Went this past Friday to order a CZ SP-01 9mm and new I'd have to wait a least a week but there it was. A brand new CZ sp-01 tactical 9mm. Wasn't looking for a tactical but i thought what the heck and am i glad i did. I love the weight of this gun. It just feels good in the hand. This is CZ number two and hoping to get 75B soon.:mrgreen:


----------



## Smitty79 (Oct 19, 2012)

What was number 1? I have 4. My favorite brand of gun. A good place for CZ details is here:

The Original CZ Forum - Index

The nationally known CZ sellers and gun smiths are on this forum. People are very friendly.


----------



## Mybike45 (Sep 27, 2015)

No. 1 is a Cz po-9 in 40cal.


----------



## warbird1 (Apr 17, 2012)

The CZ SP01 is outstanding. The Phantom is outstanding...as well as the tactical.


----------



## donk123 (Jun 6, 2013)

Recently purchased my first cz, an sp-01 .40 cal. Absolutely love it. Everthing I've read about these is true. The contoured rubber grips are fantastic,gotta feel 'em to believe it. Tames recoil like you wouldn't believe, even in .40 cal. Hope I don't get the cz bug, but am feeling a bit weasy.


----------



## boatdoc173 (Mar 15, 2014)

donk123 said:


> Recently purchased my first cz, an sp-01 .40 cal. Absolutely love it. Everthing I've read about these is true. The contoured rubber grips are fantastic,gotta feel 'em to believe it. Tames recoil like you wouldn't believe, even in .40 cal. Hope I don't get the cz bug, but am feeling a bit weasy.

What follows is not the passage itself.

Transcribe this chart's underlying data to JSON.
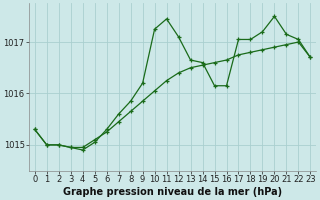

too late--get a bigger safe( this site has a nice stack on for about $100--LOL)


----------



## jimjc (Dec 15, 2015)

I spent some time tring to find a P01, and can't. I can find a SP01 but wanted the smaller P01. I'm almost to the point of giving up. Question: is the P01 close to being as accurate as the SP01. I'll be using it for a range gun mostly since I have a Walther PPSM2 coming and the CZ are just to heavy to carry around.


----------



## boatdoc173 (Mar 15, 2014)

jimjc said:


> I spent some time tring to find a P01, and can't. I can find a SP01 but wanted the smaller P01. I'm almost to the point of giving up. Question: is the P01 close to being as accurate as the SP01. I'll be using it for a range gun mostly since I have a Walther PPSM2 coming and the CZ are just to heavy to carry around.


I feel that the p-01 is as accurate when I shoot it. LOVE those CZs cannot get enough


----------



## Philco (Apr 17, 2012)

jimjc said:


> I spent some time tring to find a P01, and can't. I can find a SP01 but wanted the smaller P01. I'm almost to the point of giving up. Question: is the P01 close to being as accurate as the SP01. I'll be using it for a range gun mostly since I have a Walther PPSM2 coming and the CZ are just to heavy to carry around.


Here's a P 01 for you. https://www.kygunco.com/cz-p01-9mm-pistol-black-polycoat-14-round-38-barrel-14-round-43725


----------